36 Cf. Ludwig von Mises, Human Action (Chicago : H. Regnery, 1966) [L'Action humaine], ch. 4.

37 Même le proverbial âne de Buridan, qui ne peut pas se décider entre deux tas de foin d'égale grosseur et également éloignés de lui, ne démontre en rien son indifférence vis-à-vis des deux tas. Au contraire, son comportement donne l'impression qu'il préfère s'obstiner à rester sur place et à mourir de faim plutôt que de choisir soit l'un soit l'autre des tas de foin. Cf. aussi Murray N. Rothbard, Man, Economy, and State (Auburn, Al.: Ludwig von Mises Institute, 1993), pp. 260-272.

38 Imaginer une prévision parfaite implique qu'on ne se trompe jamais (qu'on n'est jamais déçu).
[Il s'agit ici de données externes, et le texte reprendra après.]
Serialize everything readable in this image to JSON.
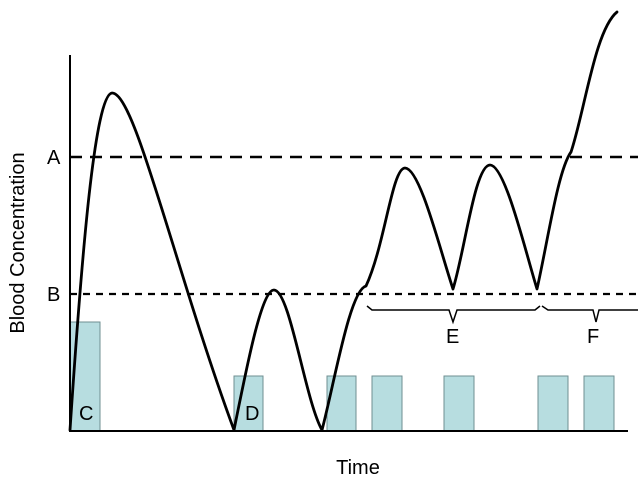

Mais quand on ne peut pas se tromper, alors on ne peut à proprement parler pas non plus avoir jamais eu raison (recevoir une confirmation). Il faut au contraire supposer que l'on sait toujours déjà ce qu'on saura jamais un jour. Dès lors que la connaissance et l'information seraient parfaites, il n'existerait plus rien que l'on puisse apprendre. Cependant, s'il n'y avait plus rien à apprendre, alors on ne pourrait même plus expliquer pourquoi au juste des personnes qui agissent (à la différence d'un ordinateur) seraient dotées d'une conscience, et souhaiteraient apprendre pour savoir quoi que ce soit, et on a tout autant de peine à expliquer que des personnes doivent jamais s'engager dans des échanges verbaux (la communication, l'argumentation). Car lorsque tout le monde sait déjà tout, cela n'a tout simplement plus aucun sens de souhaiter se parler les uns aux autres. Cf. aussi Hans-Hermann Hoppe, "On Certainty and Uncertainty Or How Rational Can Our Expectations Be?"

39 Cf. à ce sujet Ludwig von Mises, Human Action, pp. 200-211; Lionel Robbins, The Nature and Significance of Economic Science (New York: New York University Press, 1984), pp. 32-38.